Pro - Pemilu Langsung Lumpuhkan Hongkong

Pro - Pemilu Langsung Lumpuhkan Hongkong
Pro - Pemilu Langsung Lumpuhkan Hongkong

jpnn.com - HONGKONG - Demokrasi juga sedang mengalami ujian di Hongkong. Warga bekas koloni Inggris itu kini sedang mempertahankan hak untuk memilih langsung pemimpin mereka. Hak dasar dalam demokrasi tersebut terancam dihapus karena Beijing hendak menerapkan aturan baru bahwa kandidat pemimpin Hongkong harus lolos seleksi komite yang dibentuk Tiongkok Daratan

Tuntutan warga Hongkong itu diabaikan petinggi Tiongkok. Akibatnya, sejak awal September ini demonstrasi menuntut pemilu langsung marak terjadi di salah satu pusat finansial terbesar di dunia tersebut. Puncaknya terjadi Minggu dan kemarin (29/9)

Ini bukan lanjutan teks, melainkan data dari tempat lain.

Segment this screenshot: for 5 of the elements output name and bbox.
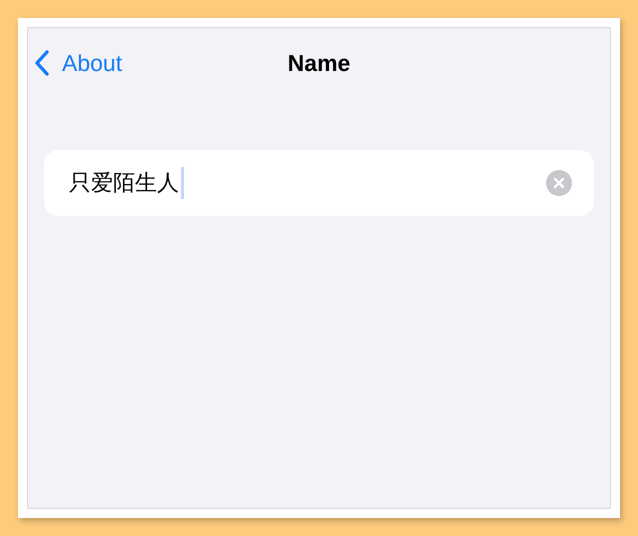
clear-icon[interactable]	[546, 170, 572, 196]
back-button[interactable]: About	[28, 50, 122, 76]
name-field[interactable]: 只爱陌生人	[44, 150, 594, 216]
back-chevron-icon	[34, 50, 50, 76]
screen-title: Name	[288, 50, 350, 76]
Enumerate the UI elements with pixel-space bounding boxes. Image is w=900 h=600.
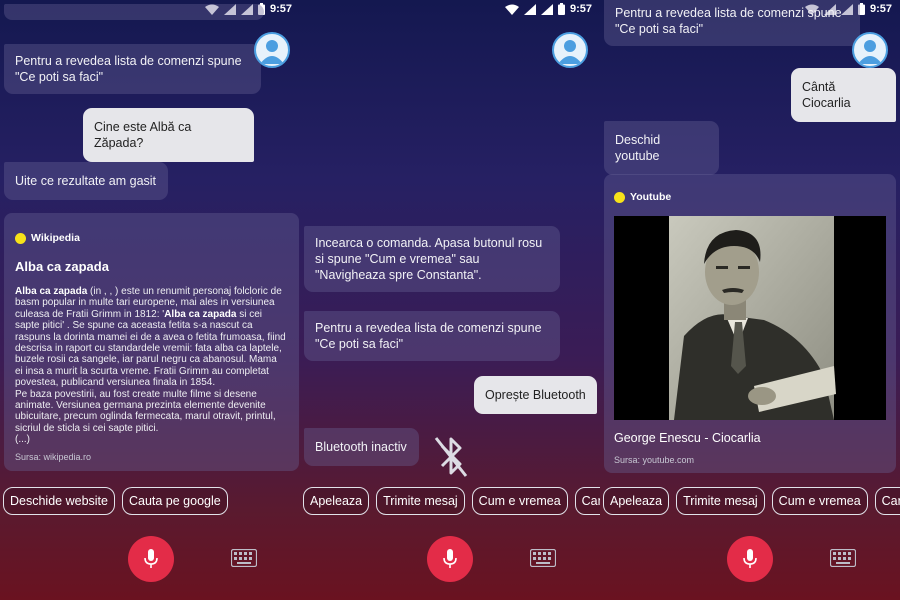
status-time: 9:57	[569, 3, 592, 15]
screen-youtube: 9:57 Pentru a revedea lista de comenzi s…	[600, 0, 900, 600]
suggestion-chips: Deschide website Cauta pe google	[3, 487, 228, 515]
user-avatar-icon	[254, 32, 290, 68]
screen-wikipedia: 9:57 Pentru a revedea lista de comenzi s…	[0, 0, 300, 600]
microphone-icon	[144, 549, 158, 568]
chat-bubble-bot: Pentru a revedea lista de comenzi spune …	[604, 0, 860, 46]
screen-bluetooth: 9:57 Incearca o comanda. Apasa butonul r…	[300, 0, 600, 600]
chip-open-website[interactable]: Deschide website	[3, 487, 115, 515]
chip-partial[interactable]: Can	[874, 487, 900, 515]
chip-send-message[interactable]: Trimite mesaj	[376, 487, 465, 515]
chat-bubble-user: Cine este Albă ca Zăpada?	[83, 108, 254, 162]
status-icons: 9:57	[504, 3, 592, 15]
chip-weather[interactable]: Cum e vremea	[471, 487, 568, 515]
keyboard-icon[interactable]	[231, 549, 257, 567]
signal-icon	[540, 3, 553, 15]
card-source-name: Youtube	[630, 191, 672, 203]
wifi-icon	[504, 4, 519, 15]
card-text-paragraph: Pe baza povestirii, au fost create multe…	[15, 388, 276, 434]
chat-bubble-user: Oprește Bluetooth	[474, 376, 597, 414]
screens: 9:57 Pentru a revedea lista de comenzi s…	[0, 0, 900, 600]
card-source-name: Wikipedia	[31, 232, 80, 244]
card-text-bold: Alba ca zapada	[164, 308, 237, 320]
status-time: 9:57	[869, 3, 892, 15]
source-dot-icon	[15, 232, 26, 244]
card-source-line: Sursa: youtube.com	[614, 455, 695, 465]
suggestion-chips: Apeleaza Trimite mesaj Cum e vremea Can	[303, 487, 600, 515]
microphone-button[interactable]	[427, 536, 473, 582]
card-source-header: Wikipedia	[15, 232, 80, 244]
video-thumbnail[interactable]	[614, 216, 886, 420]
status-bar: 9:57	[300, 0, 600, 20]
source-dot-icon	[614, 191, 625, 203]
chip-search-google[interactable]: Cauta pe google	[121, 487, 228, 515]
battery-icon	[557, 3, 565, 15]
portrait-image	[614, 216, 886, 420]
bluetooth-off-icon	[434, 437, 468, 477]
user-avatar-icon	[852, 32, 888, 68]
card-source-header: Youtube	[614, 191, 671, 203]
microphone-button[interactable]	[128, 536, 174, 582]
chat-bubble-bot: Bluetooth inactiv	[304, 428, 419, 466]
card-text-part: si cei sapte pitici' . Se spune ca aceas…	[15, 308, 286, 389]
chat-bubble-bot-partial	[4, 4, 264, 20]
microphone-icon	[743, 549, 757, 568]
microphone-icon	[443, 549, 457, 568]
chat-bubble-bot: Pentru a revedea lista de comenzi spune …	[4, 44, 261, 94]
microphone-button[interactable]	[727, 536, 773, 582]
chip-weather[interactable]: Cum e vremea	[771, 487, 868, 515]
chat-bubble-bot: Pentru a revedea lista de comenzi spune …	[304, 311, 560, 361]
video-title: George Enescu - Ciocarlia	[614, 431, 761, 445]
keyboard-icon[interactable]	[830, 549, 856, 567]
wikipedia-card[interactable]: Wikipedia Alba ca zapada Alba ca zapada …	[4, 213, 299, 471]
status-time: 9:57	[269, 3, 292, 15]
card-text: Alba ca zapada (in , , ) este un renumit…	[15, 286, 287, 446]
card-text-bold: Alba ca zapada	[15, 286, 88, 297]
suggestion-chips: Apeleaza Trimite mesaj Cum e vremea Can	[603, 487, 900, 515]
chat-bubble-bot: Incearca o comanda. Apasa butonul rosu s…	[304, 226, 560, 292]
chip-send-message[interactable]: Trimite mesaj	[676, 487, 765, 515]
card-source-line: Sursa: wikipedia.ro	[15, 452, 92, 462]
signal-icon	[523, 3, 536, 15]
chat-bubble-user: Cântă Ciocarlia	[791, 68, 896, 122]
card-text-ellipsis: (...)	[15, 434, 30, 446]
chat-bubble-bot: Deschid youtube	[604, 121, 719, 175]
chat-bubble-bot: Uite ce rezultate am gasit	[4, 162, 168, 200]
youtube-card[interactable]: Youtube George Enescu - Ciocarlia Sursa:…	[604, 174, 896, 473]
card-title: Alba ca zapada	[15, 259, 109, 274]
keyboard-icon[interactable]	[530, 549, 556, 567]
chip-call[interactable]: Apeleaza	[603, 487, 670, 515]
chip-partial[interactable]: Can	[574, 487, 600, 515]
chip-call[interactable]: Apeleaza	[303, 487, 370, 515]
user-avatar-icon	[552, 32, 588, 68]
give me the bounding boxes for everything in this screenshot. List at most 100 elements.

Puluhan ribu demonstran menutup jalanan utama. Imbasnya luar biasa, sekolah-sekolah terpaksa diliburkan dan tercatat 17 bank menutup kantor layanan.

Sebab, puluhan ribu demonstran itu menduduki jalan utama di tengah kota yang menuju distrik finansial dan pemerintahan. Peng­unjuk rasa juga meluber ke distrik perbelanjaan Causeway Bay dan area permukiman penduduk. Jalan utama di Mongkok juga di­kuasai demonstran.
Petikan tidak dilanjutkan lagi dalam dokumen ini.